Deprecated format names like aastex will be removed in a future version. Use the full name (e.g. ascii.aastex) instead.

The EventTable.read method can understand all of the above file formats (auto-identify is not inherited), and the following:

classmethod EventTable.read(source, *args, **kwargs)[source]

Read data into an EventTable

Parameters:

source : str, list, Cache

file or list of files from which to read events

*args

other positional arguments will be passed directly to the underlying reader method for the given format

format : str, optional

the format of the given source files; if not given, an attempt will be made to automatically identify the format

selection : str, or list of str

one or more column filters with which to downselect the returned table rows as they as read, e.g. 'snr > 5'; multiple selections should be connected by ‘ && ‘, or given as a list, e.g. 'snr > 5 && frequency < 1000' or ['snr > 5', 'frequency < 1000']

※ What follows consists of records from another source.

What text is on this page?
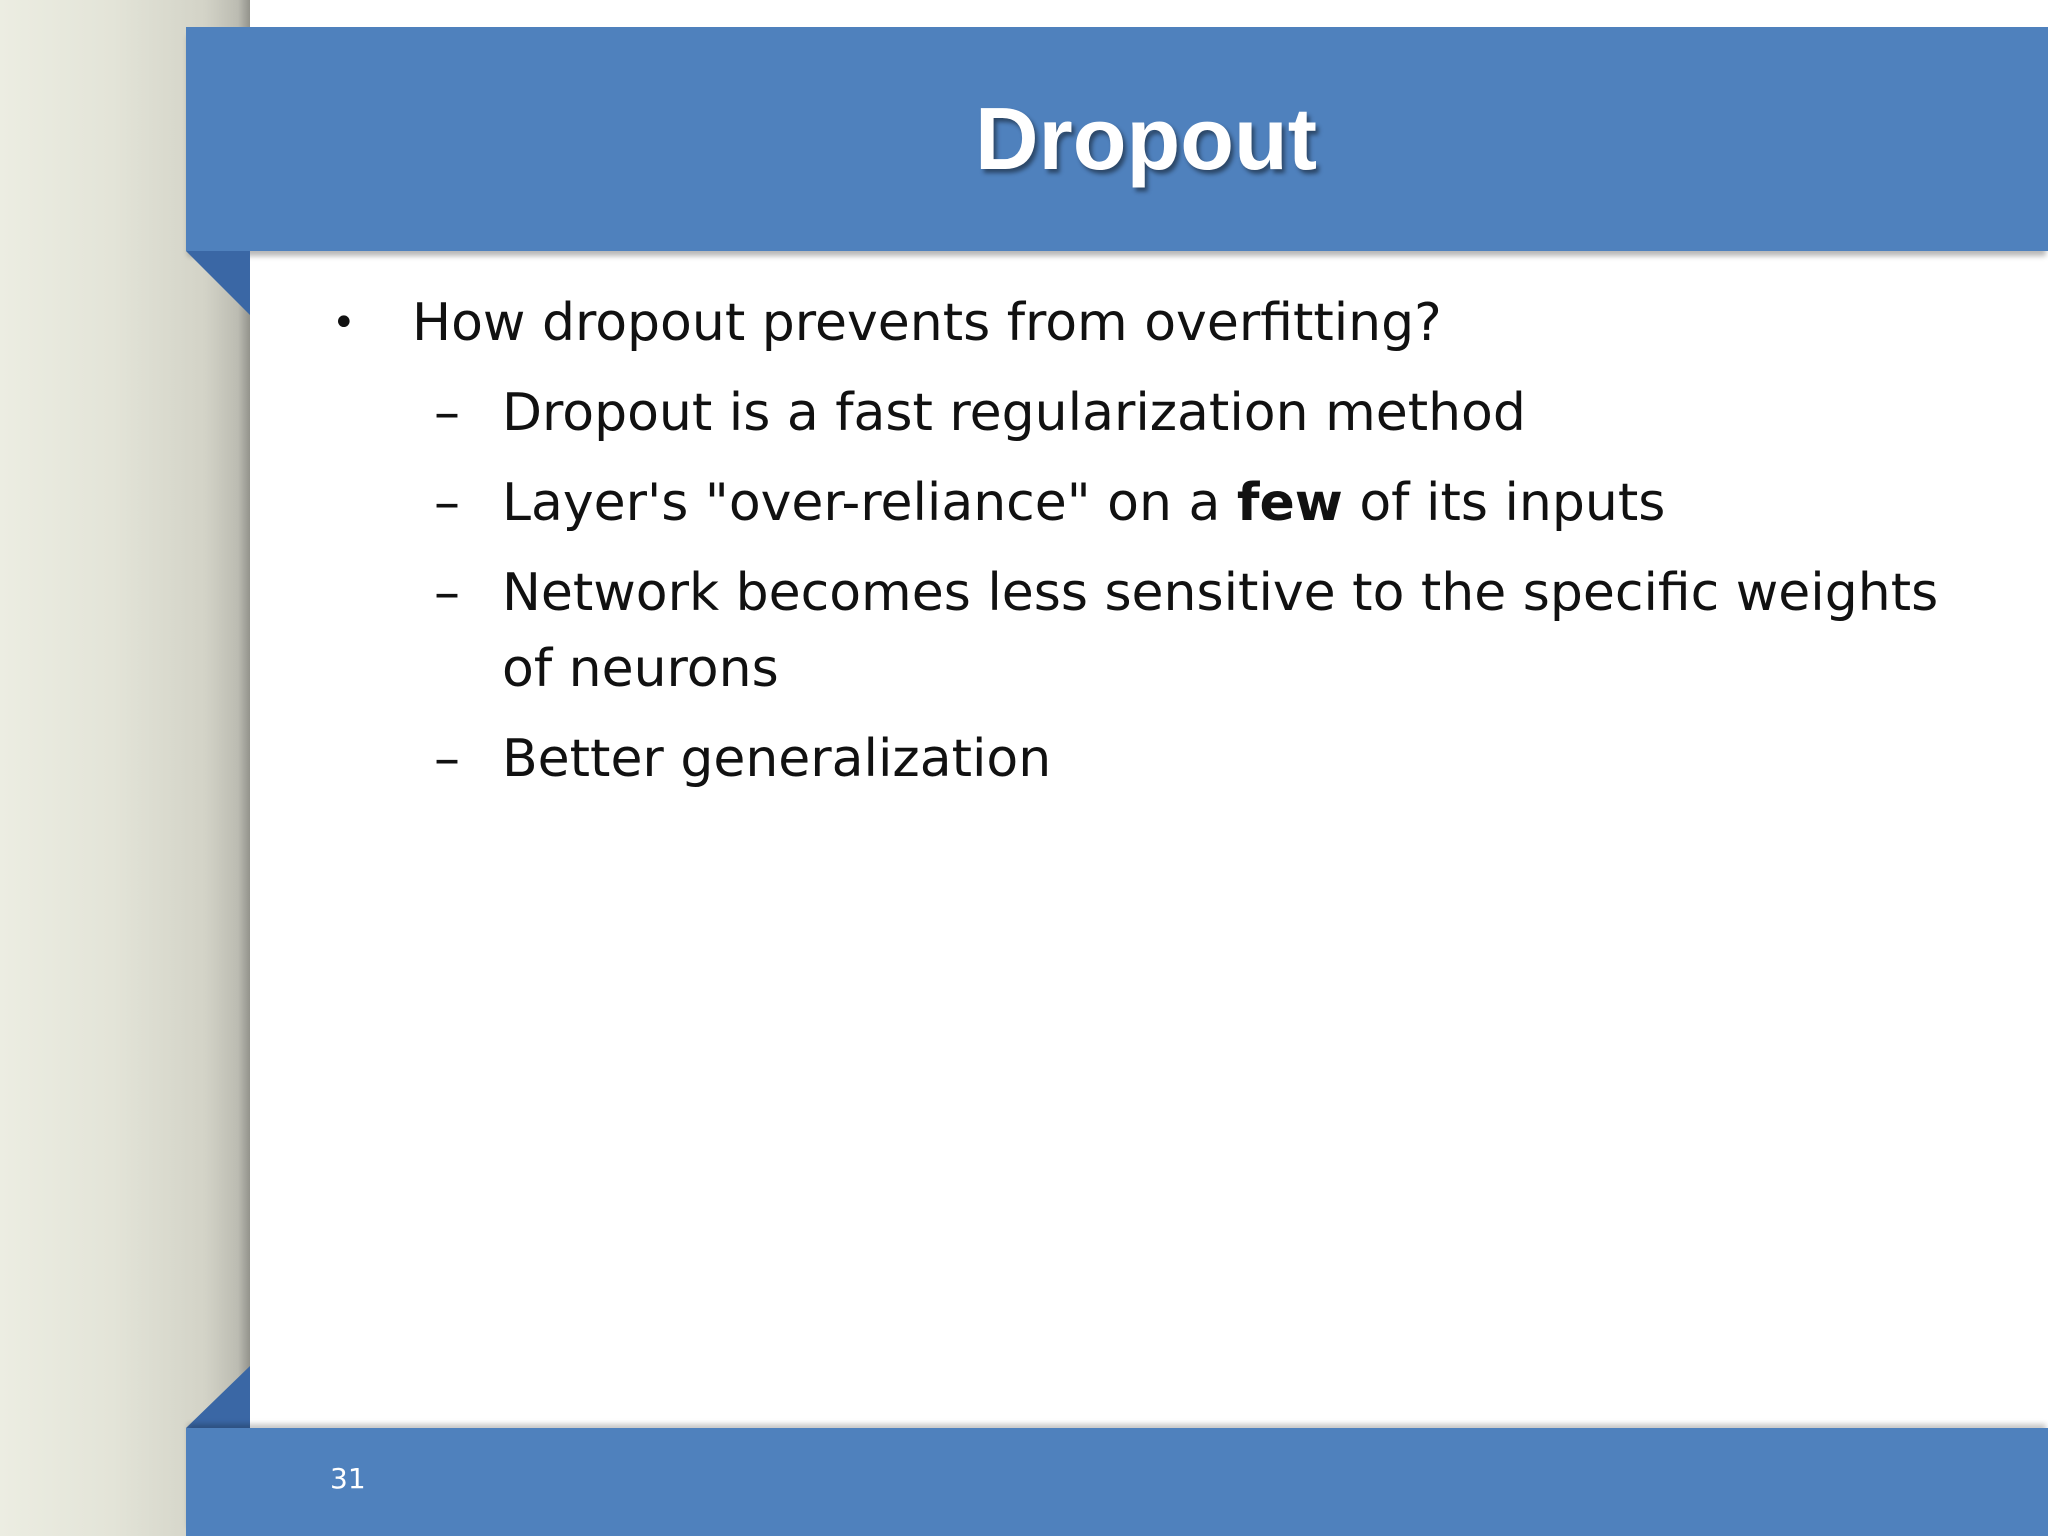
Dropout
• How dropout prevents from overfitting?
– Dropout is a fast regularization method
– Layer's "over-reliance" on a few of its inputs
– Network becomes less sensitive to the specific weights of neurons
– Better generalization
31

nproc : int, optional, default: 1

number of CPUs to use for parallel reading of multiple files

verbose : bool, optional

print a progress bar showing read status, default: False

.. note::

Keyword arguments other than those listed here may be required depending on the format

Returns:
table : EventTable
Raises:

astropy.io.registry.IORegistryError

if the format cannot be automatically identified

Notes

The available built-in formats are:

Format Read Write Auto-identify
ascii.cwb Yes No No
ascii.omega Yes No No
gwf Yes No No
hdf5.pycbc_live Yes No Yes
ligolw Yes Yes Yes
root Yes Yes Yes
root.cwb Yes No No
root.omicron Yes No No